62K JPEG
Image near dusk, with telescope and comet watcher Jocco Crawford in the foreground. Moonlight glow and lights from Austin, Texas light the horizon. The streak below the comet is an eastbound airplane.
Exposure is 1 min. on ASA 3200 TMax, 50 mm f/1.4, March 25 at circa 0200 UT.

48K JPEG
Hyakutake with Big Dipper. At this time the tail streached 80 degrees, all the way into Corvus.
Exposure is 1 min. on ASA 3200 TMax, 50 mm f/1.4, March 25 at circa 0730 UT
Our word COMET comes from the Greek name "kometes (aster)," meaning "long-haired (star)". Most comets are only visible with telescopes or binoculars, and appear as NEBULAE, hazy patches of light, or "fuzzballs" as astronomers unofficially call them. The faint fuzzball, which is called a COMA (= hair in Latin) may have a bright starlike concentration in the center. If the comet gets closer to the Earth (so it appears larger) or to the sun (so it becomes brighter) the fuzzball becomes visible without a telescope. When it is closer to the sun, whose heat generates the coma, a TAIL may also appear. The tail is part of the coma blown away from the sun by the SOLAR WIND, which is a flow of superheated gas expelled by the sun. (When this wind penetrates to the Earth's atmosphere it crashes into it, producing the AURORA, the Northern and Southern Lights.) The comet's tail points away from the sun. It is usually much fainter than the coma, but may have varied and amazing structure. It may appear as a single beam of hazy light, a narrow line, several beams or arcs, or a combination of all of these with appearances of waves and knots, like clouds or rushing water, but motionless, frozen in the night. The overall appearance of a great comet is of a star, standing out among all the other stars, though it be not so bright itself, because it has this faint but glorious decoration streaming from it. Photographers, in their bid to capture the tail, lose the striking contrast betreen the "star" and its "hair".

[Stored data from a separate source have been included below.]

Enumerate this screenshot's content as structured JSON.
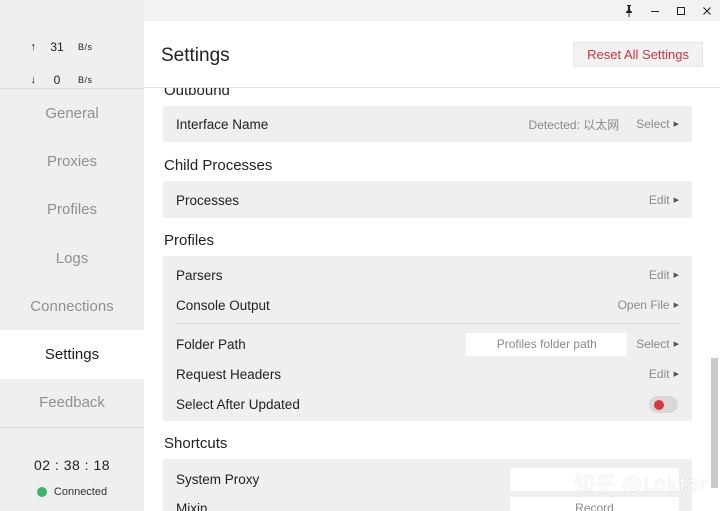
{
  "titlebar": {
    "pin_icon": "pin-icon",
    "minimize_icon": "minimize-icon",
    "maximize_icon": "maximize-icon",
    "close_icon": "close-icon"
  },
  "traffic": {
    "up_arrow": "↑",
    "up_value": "31",
    "up_unit": "B/s",
    "down_arrow": "↓",
    "down_value": "0",
    "down_unit": "B/s"
  },
  "nav": {
    "items": [
      {
        "label": "General"
      },
      {
        "label": "Proxies"
      },
      {
        "label": "Profiles"
      },
      {
        "label": "Logs"
      },
      {
        "label": "Connections"
      },
      {
        "label": "Settings"
      },
      {
        "label": "Feedback"
      }
    ],
    "active": "Settings"
  },
  "status": {
    "timer": "02 : 38 : 18",
    "connection": "Connected",
    "connection_color": "#3bb46e"
  },
  "header": {
    "title": "Settings",
    "reset_label": "Reset All Settings",
    "reset_color": "#d0343c"
  },
  "sections": {
    "outbound": {
      "title": "Outbound",
      "interface_name": {
        "label": "Interface Name",
        "detected": "Detected: 以太网",
        "action": "Select"
      }
    },
    "child_processes": {
      "title": "Child Processes",
      "processes": {
        "label": "Processes",
        "action": "Edit"
      }
    },
    "profiles": {
      "title": "Profiles",
      "parsers": {
        "label": "Parsers",
        "action": "Edit"
      },
      "console_output": {
        "label": "Console Output",
        "action": "Open File"
      },
      "folder_path": {
        "label": "Folder Path",
        "placeholder": "Profiles folder path",
        "action": "Select"
      },
      "request_headers": {
        "label": "Request Headers",
        "action": "Edit"
      },
      "select_after_updated": {
        "label": "Select After Updated",
        "enabled": false,
        "knob_color": "#d9363e"
      }
    },
    "shortcuts": {
      "title": "Shortcuts",
      "system_proxy": {
        "label": "System Proxy",
        "placeholder": ""
      },
      "mixin": {
        "label": "Mixin",
        "placeholder": "Record"
      }
    }
  },
  "watermark": "知乎 @Lokfar"
}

Comet Hyakutake appeared from very dark skies like a great ball of light, larger than the moon appears, when it passed the earth on March 25, and had an easily visible tail that looked like a searchlight beam. Some observers could definately see the tail stretching from the Comet's head near the handle of the Big Dipper all the way into Corvus, nearly 90 degrees away, though most lost the tail 60 degrees away in the GEGENSCHEIN, a faint patch of light created by interplanetary dust. The coma was noticeably green. All these phenomena, though easily seen, were tenuous - stars could be easily seen through all parts of the comet, which heightened it's beauty. Very little , however, could be seen in the cities, where artificial lighting washed out (along with 99% of the stars) the tail and much of the coma, leaving many to wonder what the travelling few were talking about. Amateur and professional telescopes alike showed a striking bright area in the center of the coma formed by sunward jets and the bright plasma stream that formed the root of the tail.